= Don Byrd =

American poet

Donald J. Byrd is a poet, sound artist, and Professor of English at the State University of New York at Albany. His work is generally in the fields of literary analysis and information theory. In his lifetime, he proposes to complete one-hundred volumes that will complete a set which he refers to as The Nomad's Encyclopedia.

==Poetry==

His chapbook, Technics of Travel, was published by Zealot-Tansy press in 1984.

His first book-length poem, Aesop's Garden, was published by North Atlantic in Plainfied, Vermont.

His second book-length poem, The Great Dimestore Centennial, was published by Station Hill press in Barrytown, New York.

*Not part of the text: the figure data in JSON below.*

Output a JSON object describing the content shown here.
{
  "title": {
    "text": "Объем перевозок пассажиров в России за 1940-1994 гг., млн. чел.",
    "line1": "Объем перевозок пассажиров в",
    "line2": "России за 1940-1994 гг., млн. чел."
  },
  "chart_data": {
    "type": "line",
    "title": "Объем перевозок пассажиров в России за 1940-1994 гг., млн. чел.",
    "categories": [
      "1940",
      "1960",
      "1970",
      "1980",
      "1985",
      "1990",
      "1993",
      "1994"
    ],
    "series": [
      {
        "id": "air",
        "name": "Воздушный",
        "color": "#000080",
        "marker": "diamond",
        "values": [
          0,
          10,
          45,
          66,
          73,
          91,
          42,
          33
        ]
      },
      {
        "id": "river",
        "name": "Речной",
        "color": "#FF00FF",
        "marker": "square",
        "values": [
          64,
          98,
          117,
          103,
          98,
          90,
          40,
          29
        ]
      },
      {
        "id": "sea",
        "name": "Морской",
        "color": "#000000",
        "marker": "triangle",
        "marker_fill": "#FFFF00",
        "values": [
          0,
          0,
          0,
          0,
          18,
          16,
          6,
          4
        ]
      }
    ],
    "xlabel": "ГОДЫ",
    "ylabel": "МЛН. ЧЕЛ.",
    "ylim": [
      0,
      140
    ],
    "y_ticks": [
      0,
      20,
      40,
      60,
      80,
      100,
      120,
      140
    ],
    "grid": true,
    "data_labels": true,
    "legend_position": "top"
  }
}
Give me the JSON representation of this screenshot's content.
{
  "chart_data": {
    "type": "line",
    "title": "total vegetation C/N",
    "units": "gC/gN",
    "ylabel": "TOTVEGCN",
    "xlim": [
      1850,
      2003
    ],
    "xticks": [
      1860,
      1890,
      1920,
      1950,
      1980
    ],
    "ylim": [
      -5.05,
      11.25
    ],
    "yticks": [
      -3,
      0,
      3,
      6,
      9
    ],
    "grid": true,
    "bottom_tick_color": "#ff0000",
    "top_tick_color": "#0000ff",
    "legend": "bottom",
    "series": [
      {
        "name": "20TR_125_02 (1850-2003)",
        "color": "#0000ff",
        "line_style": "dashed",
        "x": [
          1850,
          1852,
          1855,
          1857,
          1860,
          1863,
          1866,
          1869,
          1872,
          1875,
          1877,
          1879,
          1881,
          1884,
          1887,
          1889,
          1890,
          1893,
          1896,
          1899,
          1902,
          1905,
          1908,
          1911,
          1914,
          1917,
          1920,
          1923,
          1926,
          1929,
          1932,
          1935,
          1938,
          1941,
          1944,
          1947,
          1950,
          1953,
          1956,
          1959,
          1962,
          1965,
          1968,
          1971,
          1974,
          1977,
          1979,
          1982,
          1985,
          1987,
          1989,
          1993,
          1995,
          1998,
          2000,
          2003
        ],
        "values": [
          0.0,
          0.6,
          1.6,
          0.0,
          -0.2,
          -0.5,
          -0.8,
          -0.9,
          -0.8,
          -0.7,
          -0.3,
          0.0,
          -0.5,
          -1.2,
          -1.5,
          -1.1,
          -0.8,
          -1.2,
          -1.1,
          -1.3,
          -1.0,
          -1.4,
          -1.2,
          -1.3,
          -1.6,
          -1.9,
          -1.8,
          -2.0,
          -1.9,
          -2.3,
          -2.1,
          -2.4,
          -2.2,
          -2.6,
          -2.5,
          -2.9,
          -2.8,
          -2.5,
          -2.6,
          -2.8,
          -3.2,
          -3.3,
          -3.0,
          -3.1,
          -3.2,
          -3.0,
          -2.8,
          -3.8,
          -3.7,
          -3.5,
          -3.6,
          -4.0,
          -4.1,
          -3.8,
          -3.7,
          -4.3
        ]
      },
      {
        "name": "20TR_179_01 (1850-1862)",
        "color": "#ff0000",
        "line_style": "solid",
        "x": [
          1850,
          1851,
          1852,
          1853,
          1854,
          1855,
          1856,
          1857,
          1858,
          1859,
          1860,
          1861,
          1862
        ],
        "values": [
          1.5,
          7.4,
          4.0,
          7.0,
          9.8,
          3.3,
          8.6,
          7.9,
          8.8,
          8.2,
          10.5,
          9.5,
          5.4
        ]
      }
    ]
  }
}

Byrd was a frequent contributor to Chris Funkhouser's Descriptions of an Imaginary University under the pseudonym "Thus, Albert or Hubert."

The Poetry Hole

==Literary Analysis==

- Charles Olson's Maximus is published by Southern Illinois University Press, and is found in over 350 libraries according to WorldCat
- The Poetics of the Common Knowledge is published by SUNY University Press, and is found in over 400 libraries according to WorldCat

==Articles==
- Two Fables, by Don Byrd NYFA Quarterly Fall, 2001

==Audio==
- https://archive.org/details/Don_Byrd_lecture_poets_and_poetry_June_1996_96P031
This is a lecture he gave at Naropa in 1996. It was interrupted by thunder mere moments after he refers to metaphors such as the femininity of Nature.